- Date: January 7, 2012
- Season: 2011
- Stadium: Legion Field
- Location: Birmingham, Alabama
- MVP: Darius Johnson (SMU)
- Favorite: Pittsburgh by 5
- Referee: Dan Romeo (Big 12)
- Attendance: 29,726
- Payout: US$1 million (SEC); $900,000 (Big East)

United States TV coverage
- Network: ESPN
- Announcers: Mike Gleason (Play-by-Play) John Congemi (Analyst) Eamon McAnaney (Sidelines)
- Nielsen ratings: 1.49

= 2012 BBVA Compass Bowl =

The 2012 BBVA Compass Bowl, the sixth edition of the game, was a post-season American college football bowl game, held on January 7, 2012, at Legion Field in Birmingham, Alabama, as part of the 2011–12 NCAA Bowl season. The game, which was telecast at 12:00 p.m. CT on ESPN, featured the SMU Mustangs of Conference USA versus the Pittsburgh Panthers of the Big East Conference.

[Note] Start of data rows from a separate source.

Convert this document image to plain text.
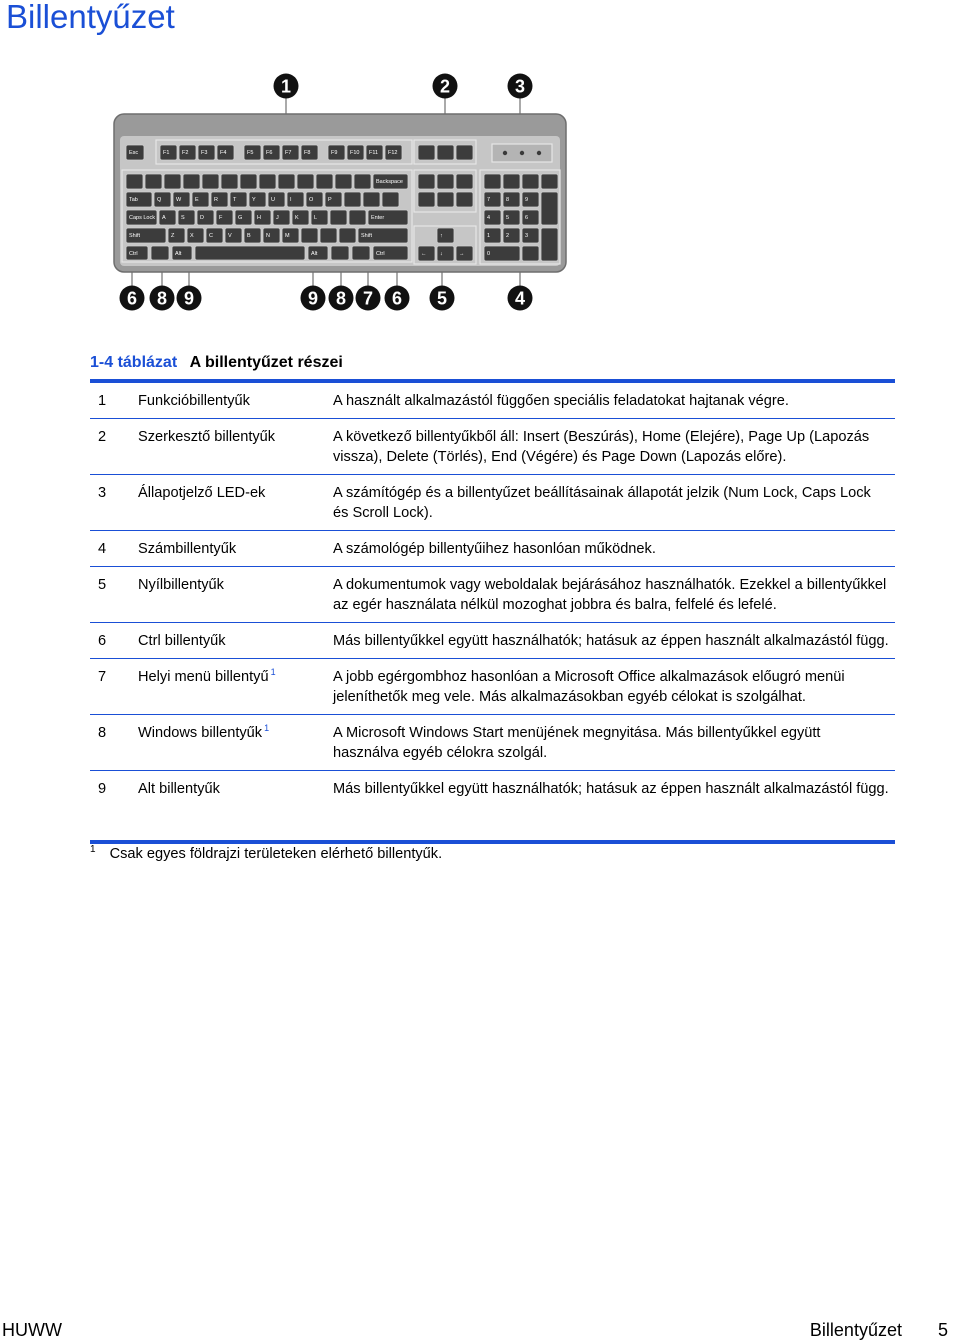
Billentyűzet
Esc	F1 F2 F3 F4	F5 F6 F7 F8	F9 F10 F11 F12
Backspace
Tab	Q	W	E	R	T	Y	U	I	O	P
Caps Lock A	S	D	F	G	H	J	K	L	Enter
Shift	Z	X	C	V	B	N	M	Shift
Ctrl	Alt	Alt	Ctrl
↑
← ↓	→
7	8	9
4	5	6
1	2	3
0
1	2	3
6 8 9	9 8 7 6 5	4
1-4 táblázat A billentyűzet részei
1	Funkcióbillentyűk	A használt alkalmazástól függően speciális feladatokat hajtanak végre.
2	Szerkesztő billentyűk	A következő billentyűkből áll: Insert (Beszúrás), Home (Elejére), Page Up (Lapozás vissza), Delete (Törlés), End (Végére) és Page Down (Lapozás előre).
3	Állapotjelző LED-ek	A számítógép és a billentyűzet beállításainak állapotát jelzik (Num Lock, Caps Lock és Scroll Lock).
4	Számbillentyűk	A számológép billentyűihez hasonlóan működnek.
5	Nyílbillentyűk	A dokumentumok vagy weboldalak bejárásához használhatók. Ezekkel a billentyűkkel az egér használata nélkül mozoghat jobbra és balra, felfelé és lefelé.
6	Ctrl billentyűk	Más billentyűkkel együtt használhatók; hatásuk az éppen használt alkalmazástól függ.
7	Helyi menü billentyű $^1$	A jobb egérgombhoz hasonlóan a Microsoft Office alkalmazások előugró menüi jeleníthetők meg vele. Más alkalmazásokban egyéb célokat is szolgálhat.
8	Windows billentyűk $^1$	A Microsoft Windows Start menüjének megnyitása. Más billentyűkkel együtt használva egyéb célokra szolgál.
9	Alt billentyűk	Más billentyűkkel együtt használhatók; hatásuk az éppen használt alkalmazástól függ.
$^1$ Csak egyes földrajzi területeken elérhető billentyűk.
HUWW	Billentyűzet 5
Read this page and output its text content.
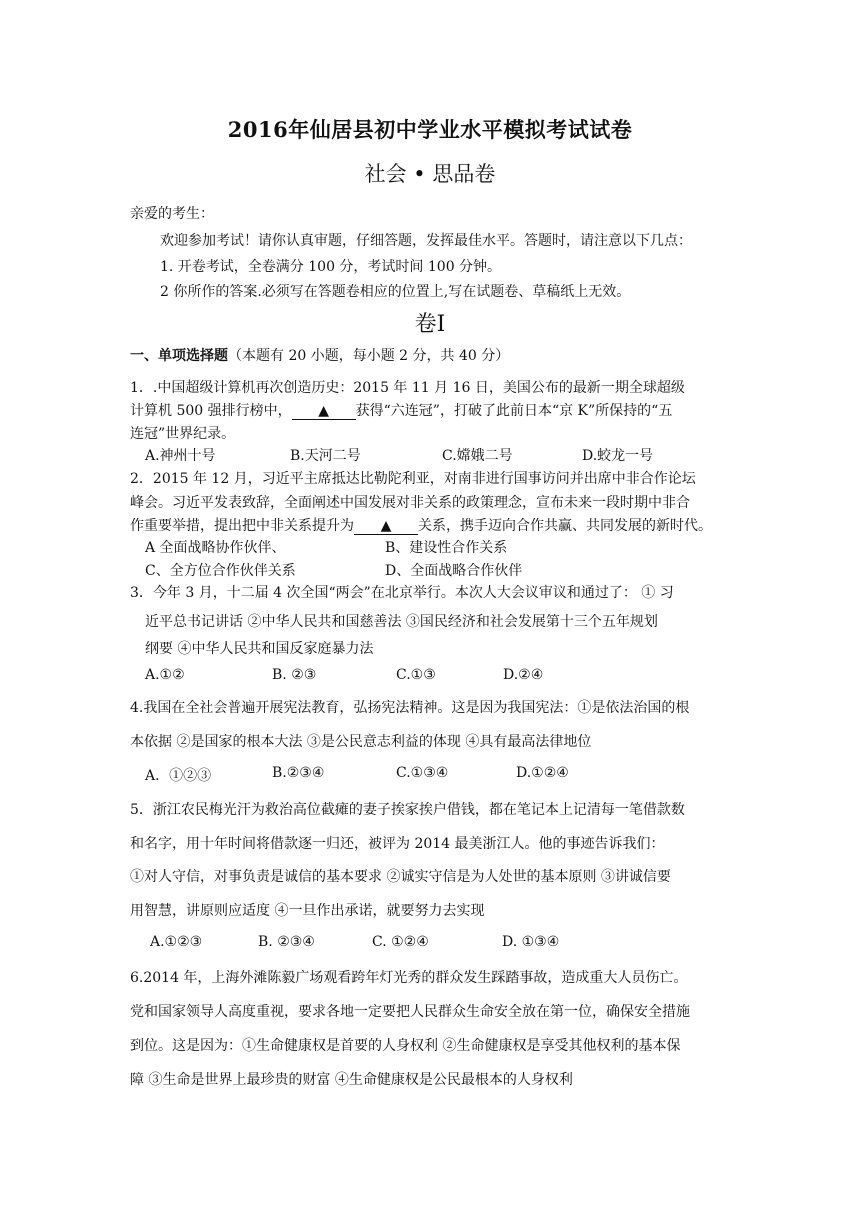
2016年仙居县初中学业水平模拟考试试卷
社会 • 思品卷
亲爱的考生：
欢迎参加考试！请你认真审题，仔细答题，发挥最佳水平。答题时，请注意以下几点：
1. 开卷考试，全卷满分 100 分，考试时间 100 分钟。
2 你所作的答案.必须写在答题卷相应的位置上,写在试题卷、草稿纸上无效。
卷Ⅰ
一、单项选择题（本题有 20 小题，每小题 2 分，共 40 分）
1．.中国超级计算机再次创造历史：2015 年 11 月 16 日，美国公布的最新一期全球超级
计算机 500 强排行榜中， ▲ 获得“六连冠”，打破了此前日本“京 K”所保持的“五
连冠”世界纪录。
A.神州十号	B.天河二号	C.嫦娥二号	D.蛟龙一号
2．2015 年 12 月，习近平主席抵达比勒陀利亚，对南非进行国事访问并出席中非合作论坛
峰会。习近平发表致辞，全面阐述中国发展对非关系的政策理念，宣布未来一段时期中非合
作重要举措，提出把中非关系提升为 ▲ 关系，携手迈向合作共赢、共同发展的新时代。
A 全面战略协作伙伴、	B、建设性合作关系
C、全方位合作伙伴关系	D、全面战略合作伙伴
3．今年 3 月，十二届 4 次全国“两会”在北京举行。本次人大会议审议和通过了： ① 习
近平总书记讲话 ②中华人民共和国慈善法 ③国民经济和社会发展第十三个五年规划
纲要 ④中华人民共和国反家庭暴力法
A.①②	B. ②③	C.①③	D.②④
4.我国在全社会普遍开展宪法教育，弘扬宪法精神。这是因为我国宪法：①是依法治国的根
本依据 ②是国家的根本大法 ③是公民意志利益的体现 ④具有最高法律地位
A．①②③	B.②③④	C.①③④	D.①②④
5．浙江农民梅光汗为救治高位截瘫的妻子挨家挨户借钱，都在笔记本上记清每一笔借款数
和名字，用十年时间将借款逐一归还，被评为 2014 最美浙江人。他的事迹告诉我们：
①对人守信，对事负责是诚信的基本要求 ②诚实守信是为人处世的基本原则 ③讲诚信要
用智慧，讲原则应适度 ④一旦作出承诺，就要努力去实现
A.①②③	B. ②③④	C. ①②④	D. ①③④
6.2014 年，上海外滩陈毅广场观看跨年灯光秀的群众发生踩踏事故，造成重大人员伤亡。
党和国家领导人高度重视，要求各地一定要把人民群众生命安全放在第一位，确保安全措施
到位。这是因为：①生命健康权是首要的人身权利 ②生命健康权是享受其他权利的基本保
障 ③生命是世界上最珍贵的财富 ④生命健康权是公民最根本的人身权利
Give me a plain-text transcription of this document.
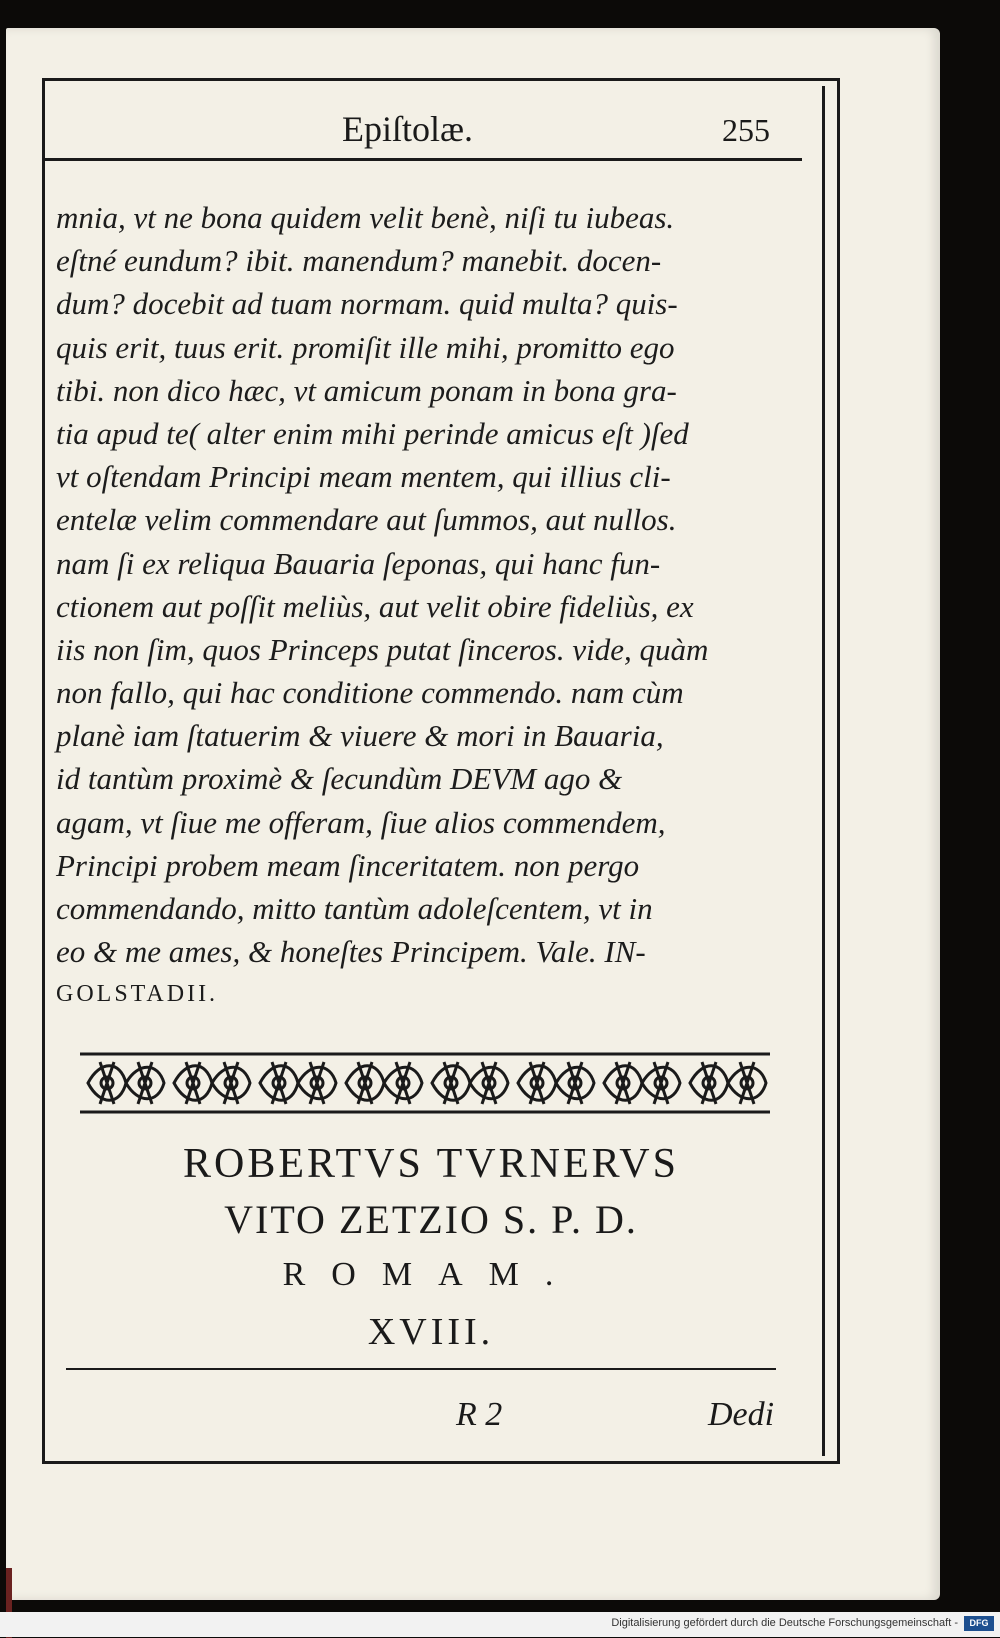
Epiſtolæ.	255
mnia, vt ne bona quidem velit benè, niſi tu iubeas.
eſtné eundum? ibit. manendum? manebit. docen-
dum? docebit ad tuam normam. quid multa? quis-
quis erit, tuus erit. promiſit ille mihi, promitto ego
tibi. non dico hæc, vt amicum ponam in bona gra-
tia apud te( alter enim mihi perinde amicus eſt )ſed
vt oſtendam Principi meam mentem, qui illius cli-
entelæ velim commendare aut ſummos, aut nullos.
nam ſi ex reliqua Bauaria ſeponas, qui hanc fun-
ctionem aut poſſit meliùs, aut velit obire fideliùs, ex
iis non ſim, quos Princeps putat ſinceros. vide, quàm
non fallo, qui hac conditione commendo. nam cùm
planè iam ſtatuerim & viuere & mori in Bauaria,
id tantùm proximè & ſecundùm DEVM ago &
agam, vt ſiue me offeram, ſiue alios commendem,
Principi probem meam ſinceritatem. non pergo
commendando, mitto tantùm adoleſcentem, vt in
eo & me ames, & honeſtes Principem. Vale. IN-
GOLSTADII.
ROBERTVS TVRNERVS
VITO ZETZIO S. P. D.
ROMAM.
XVIII.
R 2	Dedi
Digitalisierung gefördert durch die Deutsche Forschungsgemeinschaft -	DFG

This was Pittsburgh's second consecutive appearance in the game, and just as in the previous contest the Panthers were led by an interim head coach, Keith Patterson, after Todd Graham resigned on December 13, 2011.

==Teams==

Pittsburgh and SMU met for the first time in 29 years in this BBVA Compass Bowl, which normally pairs a Big East conference team against a team from the Southeastern Conference. The SEC conference did not have enough bowl-eligible teams this season and the SMU football team was selected by the organizers to play in the bowl. Pittsburgh and SMU had met five times previously, the last time at the 1983 Cotton Bowl on New Year's Day, when the Mustangs won 7–3.